Acotovelados atrás de Lizinha, a corte de Roberto se espremia pelo ínfimo espaço que restara entre a cama e a porta, extensão muito menor que a já minúscula área reservada ao conforto do tamborete assentado por Roberto.
Silêncio.
Luiz passa seu rabo de olho, como há tempos já não fazia: ninguém mais fica no quarto, além de Roberto.
Silêncio. Há uma conversa que não dá para ser escutada.
Não pelo imenso esforço auditivo do staff, mas pela espessura da velha parede de tijolo manual, da grossa porta de madeira de lei e do desestimulador olhar de Lizinha, que se posiciona entre a porta e o grupo.
Dali a pouco, se ouve Roberto levantar-se. “Até mais, Lula”: se escuta propositalmente audível.

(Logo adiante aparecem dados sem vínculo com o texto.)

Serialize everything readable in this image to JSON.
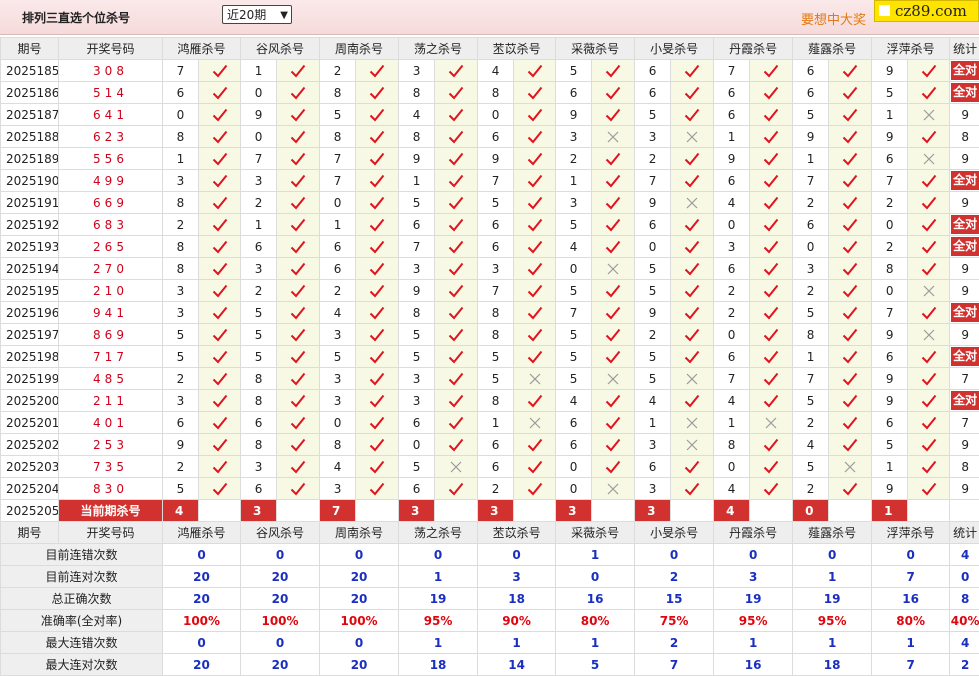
{
  "header": {
    "title": "排列三直选个位杀号",
    "range_select": "近20期",
    "slogan": "要想中大奖",
    "logo_text": "cz89.com"
  },
  "columns": {
    "period": "期号",
    "draw": "开奖号码",
    "experts": [
      "鸿雁杀号",
      "谷风杀号",
      "周南杀号",
      "荡之杀号",
      "苤苡杀号",
      "采薇杀号",
      "小旻杀号",
      "丹霞杀号",
      "薤露杀号",
      "浮萍杀号"
    ],
    "total": "统计"
  },
  "rows": [
    {
      "period": "2025185",
      "draw": "308",
      "kills": [
        7,
        1,
        2,
        3,
        4,
        5,
        6,
        7,
        6,
        9
      ],
      "ok": [
        1,
        1,
        1,
        1,
        1,
        1,
        1,
        1,
        1,
        1
      ],
      "total": "全对"
    },
    {
      "period": "2025186",
      "draw": "514",
      "kills": [
        6,
        0,
        8,
        8,
        8,
        6,
        6,
        6,
        6,
        5
      ],
      "ok": [
        1,
        1,
        1,
        1,
        1,
        1,
        1,
        1,
        1,
        1
      ],
      "total": "全对"
    },
    {
      "period": "2025187",
      "draw": "641",
      "kills": [
        0,
        9,
        5,
        4,
        0,
        9,
        5,
        6,
        5,
        1
      ],
      "ok": [
        1,
        1,
        1,
        1,
        1,
        1,
        1,
        1,
        1,
        0
      ],
      "total": "9"
    },
    {
      "period": "2025188",
      "draw": "623",
      "kills": [
        8,
        0,
        8,
        8,
        6,
        3,
        3,
        1,
        9,
        9
      ],
      "ok": [
        1,
        1,
        1,
        1,
        1,
        0,
        0,
        1,
        1,
        1
      ],
      "total": "8"
    },
    {
      "period": "2025189",
      "draw": "556",
      "kills": [
        1,
        7,
        7,
        9,
        9,
        2,
        2,
        9,
        1,
        6
      ],
      "ok": [
        1,
        1,
        1,
        1,
        1,
        1,
        1,
        1,
        1,
        0
      ],
      "total": "9"
    },
    {
      "period": "2025190",
      "draw": "499",
      "kills": [
        3,
        3,
        7,
        1,
        7,
        1,
        7,
        6,
        7,
        7
      ],
      "ok": [
        1,
        1,
        1,
        1,
        1,
        1,
        1,
        1,
        1,
        1
      ],
      "total": "全对"
    },
    {
      "period": "2025191",
      "draw": "669",
      "kills": [
        8,
        2,
        0,
        5,
        5,
        3,
        9,
        4,
        2,
        2
      ],
      "ok": [
        1,
        1,
        1,
        1,
        1,
        1,
        0,
        1,
        1,
        1
      ],
      "total": "9"
    },
    {
      "period": "2025192",
      "draw": "683",
      "kills": [
        2,
        1,
        1,
        6,
        6,
        5,
        6,
        0,
        6,
        0
      ],
      "ok": [
        1,
        1,
        1,
        1,
        1,
        1,
        1,
        1,
        1,
        1
      ],
      "total": "全对"
    },
    {
      "period": "2025193",
      "draw": "265",
      "kills": [
        8,
        6,
        6,
        7,
        6,
        4,
        0,
        3,
        0,
        2
      ],
      "ok": [
        1,
        1,
        1,
        1,
        1,
        1,
        1,
        1,
        1,
        1
      ],
      "total": "全对"
    },
    {
      "period": "2025194",
      "draw": "270",
      "kills": [
        8,
        3,
        6,
        3,
        3,
        0,
        5,
        6,
        3,
        8
      ],
      "ok": [
        1,
        1,
        1,
        1,
        1,
        0,
        1,
        1,
        1,
        1
      ],
      "total": "9"
    },
    {
      "period": "2025195",
      "draw": "210",
      "kills": [
        3,
        2,
        2,
        9,
        7,
        5,
        5,
        2,
        2,
        0
      ],
      "ok": [
        1,
        1,
        1,
        1,
        1,
        1,
        1,
        1,
        1,
        0
      ],
      "total": "9"
    },
    {
      "period": "2025196",
      "draw": "941",
      "kills": [
        3,
        5,
        4,
        8,
        8,
        7,
        9,
        2,
        5,
        7
      ],
      "ok": [
        1,
        1,
        1,
        1,
        1,
        1,
        1,
        1,
        1,
        1
      ],
      "total": "全对"
    },
    {
      "period": "2025197",
      "draw": "869",
      "kills": [
        5,
        5,
        3,
        5,
        8,
        5,
        2,
        0,
        8,
        9
      ],
      "ok": [
        1,
        1,
        1,
        1,
        1,
        1,
        1,
        1,
        1,
        0
      ],
      "total": "9"
    },
    {
      "period": "2025198",
      "draw": "717",
      "kills": [
        5,
        5,
        5,
        5,
        5,
        5,
        5,
        6,
        1,
        6
      ],
      "ok": [
        1,
        1,
        1,
        1,
        1,
        1,
        1,
        1,
        1,
        1
      ],
      "total": "全对"
    },
    {
      "period": "2025199",
      "draw": "485",
      "kills": [
        2,
        8,
        3,
        3,
        5,
        5,
        5,
        7,
        7,
        9
      ],
      "ok": [
        1,
        1,
        1,
        1,
        0,
        0,
        0,
        1,
        1,
        1
      ],
      "total": "7"
    },
    {
      "period": "2025200",
      "draw": "211",
      "kills": [
        3,
        8,
        3,
        3,
        8,
        4,
        4,
        4,
        5,
        9
      ],
      "ok": [
        1,
        1,
        1,
        1,
        1,
        1,
        1,
        1,
        1,
        1
      ],
      "total": "全对"
    },
    {
      "period": "2025201",
      "draw": "401",
      "kills": [
        6,
        6,
        0,
        6,
        1,
        6,
        1,
        1,
        2,
        6
      ],
      "ok": [
        1,
        1,
        1,
        1,
        0,
        1,
        0,
        0,
        1,
        1
      ],
      "total": "7"
    },
    {
      "period": "2025202",
      "draw": "253",
      "kills": [
        9,
        8,
        8,
        0,
        6,
        6,
        3,
        8,
        4,
        5
      ],
      "ok": [
        1,
        1,
        1,
        1,
        1,
        1,
        0,
        1,
        1,
        1
      ],
      "total": "9"
    },
    {
      "period": "2025203",
      "draw": "735",
      "kills": [
        2,
        3,
        4,
        5,
        6,
        0,
        6,
        0,
        5,
        1
      ],
      "ok": [
        1,
        1,
        1,
        0,
        1,
        1,
        1,
        1,
        0,
        1
      ],
      "total": "8"
    },
    {
      "period": "2025204",
      "draw": "830",
      "kills": [
        5,
        6,
        3,
        6,
        2,
        0,
        3,
        4,
        2,
        9
      ],
      "ok": [
        1,
        1,
        1,
        1,
        1,
        0,
        1,
        1,
        1,
        1
      ],
      "total": "9"
    }
  ],
  "current": {
    "period": "2025205",
    "label": "当前期杀号",
    "kills": [
      "4",
      "3",
      "7",
      "3",
      "3",
      "3",
      "3",
      "4",
      "0",
      "1"
    ]
  },
  "stats": [
    {
      "label": "目前连错次数",
      "color": "blue",
      "values": [
        "0",
        "0",
        "0",
        "0",
        "0",
        "1",
        "0",
        "0",
        "0",
        "0",
        "4"
      ]
    },
    {
      "label": "目前连对次数",
      "color": "blue",
      "values": [
        "20",
        "20",
        "20",
        "1",
        "3",
        "0",
        "2",
        "3",
        "1",
        "7",
        "0"
      ]
    },
    {
      "label": "总正确次数",
      "color": "blue",
      "values": [
        "20",
        "20",
        "20",
        "19",
        "18",
        "16",
        "15",
        "19",
        "19",
        "16",
        "8"
      ]
    },
    {
      "label": "准确率(全对率)",
      "color": "red",
      "values": [
        "100%",
        "100%",
        "100%",
        "95%",
        "90%",
        "80%",
        "75%",
        "95%",
        "95%",
        "80%",
        "40%"
      ]
    },
    {
      "label": "最大连错次数",
      "color": "blue",
      "values": [
        "0",
        "0",
        "0",
        "1",
        "1",
        "1",
        "2",
        "1",
        "1",
        "1",
        "4"
      ]
    },
    {
      "label": "最大连对次数",
      "color": "blue",
      "values": [
        "20",
        "20",
        "20",
        "18",
        "14",
        "5",
        "7",
        "16",
        "18",
        "7",
        "2"
      ]
    }
  ],
  "colors": {
    "accent_red": "#d1322f",
    "check_red": "#e0141e",
    "cross_gray": "#9a9a9a",
    "stat_blue": "#1a2fc0",
    "slogan_orange": "#e07a13"
  }
}
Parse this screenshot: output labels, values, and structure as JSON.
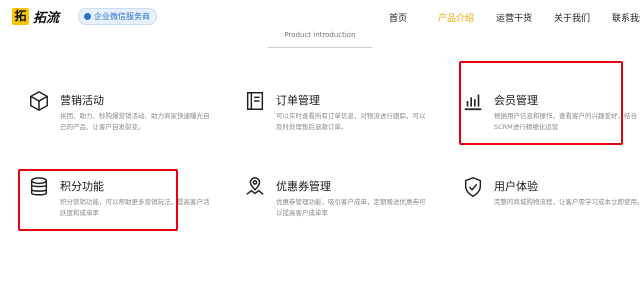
{
  "header": {
    "logo_mark": "拓",
    "logo_text": "拓流",
    "badge": "企业微信服务商",
    "nav": [
      "首页",
      "产品介绍",
      "运营干货",
      "关于我们",
      "联系我们"
    ],
    "nav_active_index": 1
  },
  "section": {
    "title": "Product introduction"
  },
  "features": [
    {
      "title": "营销活动",
      "desc": "拼团、助力、秒购爆营销活动、助力商家快速曝光自己的产品、让客户自发裂变。",
      "icon": "box-icon"
    },
    {
      "title": "订单管理",
      "desc": "可以实时查看所有订单信息，对物流进行跟踪，可以及时处理售后退款订单。",
      "icon": "book-icon"
    },
    {
      "title": "会员管理",
      "desc": "根据用户信息和操作，查看客户的兴趣爱好，结合SCRM进行精细化运营",
      "icon": "bar-chart-icon"
    },
    {
      "title": "积分功能",
      "desc": "积分营销功能，可以帮助更多营销玩法，提高客户活跃度和成单率",
      "icon": "coins-icon"
    },
    {
      "title": "优惠券管理",
      "desc": "优惠券管理功能，吸引客户成单，定期赠送优惠券可以提高客户成单率",
      "icon": "map-pin-icon"
    },
    {
      "title": "用户体验",
      "desc": "完整的商城购物流程，让客户零学习成本立即使用。",
      "icon": "shield-check-icon"
    }
  ],
  "colors": {
    "accent": "#f2a500",
    "highlight": "#e60012",
    "badge_blue": "#2d6fc6"
  }
}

“Até, Beto.” “Tome um pequeno antes de ir.”
“Obrigado, Lula, ainda tenho que voltar para Recife hoje.”
Dias depois, Luiz morre.
Roberto não foi para o enterro: ficou em Girassol. Propriedade que pouco visita, que está quase abandonada e que ficou como sua porque comprou barato a parte das irmãs (ele arrumou os casamentos com rapazes da faculdade), transferiu para si a propriedade do irmão mais novo e se apropriou dos lotes de Luiz, que morreu sem ainda entender a papelada que um dia havia assinado, que ordenava, mas não entendia dessas coisas que os homens mansos que vêm de Recife entendem…
Todos os textos de André Fersil estão AQUI.
Foto da Capa: Gerada por IA.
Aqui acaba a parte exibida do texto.